Он повесил её пальто на колок длинной полированной тёмной вешалки, приёмистой ко многим посетителям, и повёл по гладко окрашенным деревянным полам. Они обминули коридором лучшую светлую комнату дома, где стоял рояль с поднятым пюпитром, весёлым от распахнутых нот, и где жила старшая внучка Орещенкова; перешли столовую, окна которой, заслонённые сухими сейчас плетями винограда, выходили во двор, и где стояла большая дорогая радиола; и так добрались до кабинета, вкруговую обнесенного книжными полками, со старинным тяжеловесным письменным столом, старым диваном и удобными креслами.
– Слушайте, Дормидонт Тихонович, – сощуренными глазами провела Донцова по стенам. – У вас книг, по-моему, ещё больше стало.

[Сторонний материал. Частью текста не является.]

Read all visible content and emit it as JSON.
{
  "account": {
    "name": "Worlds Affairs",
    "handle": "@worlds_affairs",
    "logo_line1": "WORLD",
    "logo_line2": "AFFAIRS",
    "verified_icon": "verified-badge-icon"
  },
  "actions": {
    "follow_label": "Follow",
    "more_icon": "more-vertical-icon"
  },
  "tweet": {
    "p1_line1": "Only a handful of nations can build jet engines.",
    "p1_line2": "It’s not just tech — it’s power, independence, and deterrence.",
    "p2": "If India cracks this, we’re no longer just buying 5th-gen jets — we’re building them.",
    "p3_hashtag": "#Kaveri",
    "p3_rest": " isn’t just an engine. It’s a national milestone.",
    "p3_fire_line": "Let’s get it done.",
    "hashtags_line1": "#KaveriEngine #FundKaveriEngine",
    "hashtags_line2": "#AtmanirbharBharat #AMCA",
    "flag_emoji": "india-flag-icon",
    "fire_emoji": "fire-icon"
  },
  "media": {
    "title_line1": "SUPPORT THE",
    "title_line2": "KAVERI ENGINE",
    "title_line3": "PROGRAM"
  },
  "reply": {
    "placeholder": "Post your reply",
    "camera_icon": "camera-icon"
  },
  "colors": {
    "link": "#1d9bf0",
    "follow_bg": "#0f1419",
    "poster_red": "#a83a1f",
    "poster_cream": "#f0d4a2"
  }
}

– Да нет, – слегка покачал Орещенков большой литой головой. – Подкупил я, правда, десятка два недавно, а знаете у кого? – И смотрел чуть весело. – У Азначеева. Он на пенсию перешёл, ему, видите ли, шестьдесят лет. И в этот день выяснилось, что никакой он не рентгенолог, что никакой медицины он знать больше ни одного дня не хочет, что он – исконный пчеловод и теперь будет только пчёлами заниматься. Как это может быть, а? Если ты пчеловод – что ж ты лучшие годы терял?.. Так, ну куда вы сядете, Людочка? – спрашивал он седоватую бабушку Донцову. И сам же решил за неё: – Вот в этом кресле вам будет очень удобно.

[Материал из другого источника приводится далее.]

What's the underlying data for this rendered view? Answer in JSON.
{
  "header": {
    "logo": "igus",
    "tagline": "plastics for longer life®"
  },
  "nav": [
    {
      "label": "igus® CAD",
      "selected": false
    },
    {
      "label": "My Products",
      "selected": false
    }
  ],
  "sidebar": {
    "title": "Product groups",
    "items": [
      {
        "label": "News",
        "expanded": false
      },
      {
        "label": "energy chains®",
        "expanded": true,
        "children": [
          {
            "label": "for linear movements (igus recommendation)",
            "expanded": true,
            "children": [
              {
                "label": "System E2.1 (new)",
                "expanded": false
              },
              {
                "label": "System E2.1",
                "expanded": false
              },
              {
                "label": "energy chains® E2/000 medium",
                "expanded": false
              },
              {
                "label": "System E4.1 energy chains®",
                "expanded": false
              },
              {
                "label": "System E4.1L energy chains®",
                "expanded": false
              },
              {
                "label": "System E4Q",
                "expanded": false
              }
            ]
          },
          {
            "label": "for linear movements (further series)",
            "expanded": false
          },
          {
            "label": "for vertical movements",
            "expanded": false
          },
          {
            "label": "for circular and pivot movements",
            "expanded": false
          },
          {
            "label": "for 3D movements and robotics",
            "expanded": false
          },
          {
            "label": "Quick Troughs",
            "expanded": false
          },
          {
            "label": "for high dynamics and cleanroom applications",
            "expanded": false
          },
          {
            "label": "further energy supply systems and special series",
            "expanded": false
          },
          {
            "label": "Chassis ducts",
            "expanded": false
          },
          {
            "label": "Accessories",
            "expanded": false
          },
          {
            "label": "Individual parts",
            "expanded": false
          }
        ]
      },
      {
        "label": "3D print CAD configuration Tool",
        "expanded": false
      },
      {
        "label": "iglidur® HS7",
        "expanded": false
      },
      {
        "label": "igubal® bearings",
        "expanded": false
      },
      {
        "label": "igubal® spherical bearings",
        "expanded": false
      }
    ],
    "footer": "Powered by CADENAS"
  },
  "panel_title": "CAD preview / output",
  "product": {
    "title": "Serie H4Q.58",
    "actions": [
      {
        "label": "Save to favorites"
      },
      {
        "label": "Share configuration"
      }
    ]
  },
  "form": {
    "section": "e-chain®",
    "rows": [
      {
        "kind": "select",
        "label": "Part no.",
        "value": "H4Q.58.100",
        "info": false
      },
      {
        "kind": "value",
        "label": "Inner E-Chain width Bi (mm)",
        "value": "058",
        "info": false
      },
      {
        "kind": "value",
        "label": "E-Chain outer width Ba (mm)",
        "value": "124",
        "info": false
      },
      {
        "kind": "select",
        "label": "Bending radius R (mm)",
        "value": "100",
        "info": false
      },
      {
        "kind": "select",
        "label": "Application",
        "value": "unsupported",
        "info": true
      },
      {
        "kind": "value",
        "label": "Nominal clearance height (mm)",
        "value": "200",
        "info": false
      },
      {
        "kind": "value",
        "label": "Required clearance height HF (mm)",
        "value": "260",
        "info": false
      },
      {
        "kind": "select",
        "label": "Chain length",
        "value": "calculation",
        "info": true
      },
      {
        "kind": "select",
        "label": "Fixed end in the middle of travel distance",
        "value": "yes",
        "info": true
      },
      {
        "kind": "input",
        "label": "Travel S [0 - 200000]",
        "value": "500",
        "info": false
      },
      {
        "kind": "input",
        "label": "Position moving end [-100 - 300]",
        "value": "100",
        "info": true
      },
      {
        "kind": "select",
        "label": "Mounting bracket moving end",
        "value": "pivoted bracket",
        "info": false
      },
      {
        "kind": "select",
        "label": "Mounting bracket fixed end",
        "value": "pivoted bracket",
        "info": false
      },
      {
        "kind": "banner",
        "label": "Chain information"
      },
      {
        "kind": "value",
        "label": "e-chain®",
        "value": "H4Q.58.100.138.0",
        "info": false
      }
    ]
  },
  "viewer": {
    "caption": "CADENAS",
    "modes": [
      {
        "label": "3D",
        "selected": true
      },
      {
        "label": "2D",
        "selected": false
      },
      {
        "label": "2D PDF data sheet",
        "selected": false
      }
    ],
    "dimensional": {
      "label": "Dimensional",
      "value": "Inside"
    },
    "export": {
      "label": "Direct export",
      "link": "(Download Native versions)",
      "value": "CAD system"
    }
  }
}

– Да я не собираюсь рассиживаться, Дормидонт Тихонович. Я на минутку, – ещё возражала Донцова, но глубоко опустилась в это мягкое кресло и сразу почувствовала успокоение и даже почти уверенность, что только лучшее из решений будет принято сейчас здесь. Бремя постоянной ответственности, бремя главенства и бремя выбора, который она должна была сделать со своею жизнью, – всё снялось с её плеч ещё у вешалки в коридоре и вот окончательно свалилось, когда она погрузилась в это кресло. С отдохновением она мягко прошлась глазами по кабинету, знакомому ей, и с умилением увидела старый мраморный умывальник в углу – не раковину новую, а умывальник с подставным ведром, но всё закрыто и очень чисто.

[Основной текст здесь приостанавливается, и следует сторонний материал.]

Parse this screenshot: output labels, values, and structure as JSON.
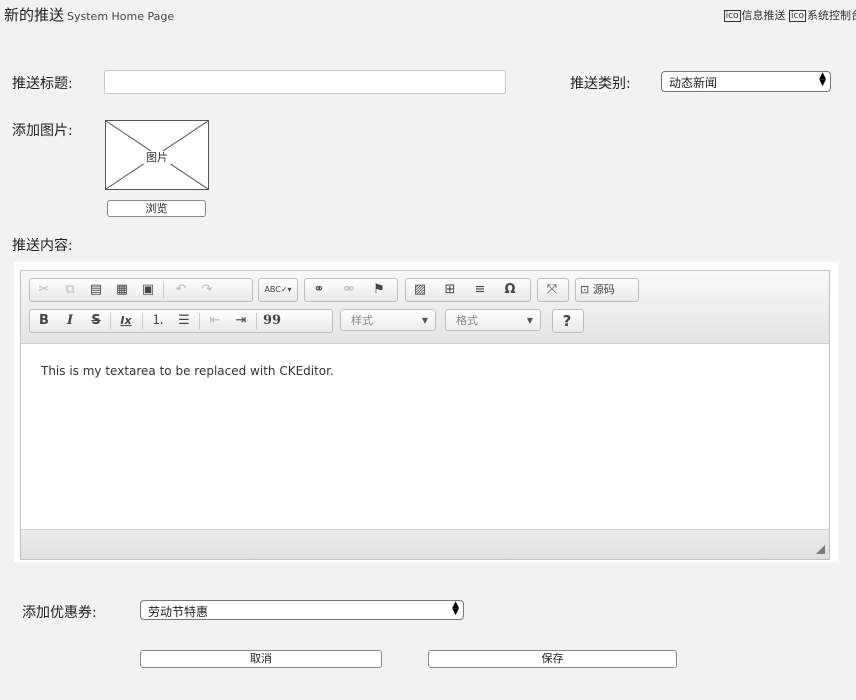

И посмотрела прямо на Орещенкова, радуясь, что он жив, что он есть и всю её тревогу переймёт на себя. Он ещё стоял. Он ровно стоял, склонности горбиться не было у него, всё та же твёрдая постановка плеч, посадка головы. Он всегда выглядел так уверенно, будто, леча других, сам абсолютно не может заболеть. Со средины его подбородка стекала небольшая обстриженная серебряная струйка бороды. Он ещё не был лыс, не до конца даже сед, и полугладким пробором, кажется мало изменившимся за годы, лежали его волосы. А лицо у него было из тех, черты которых не движутся от чувств – остаются ровны, на предназначенном месте. И только брови, вскинутые сводчатыми углами, ничтожными малыми перемещениями принимали на себя весь охват переживаемого.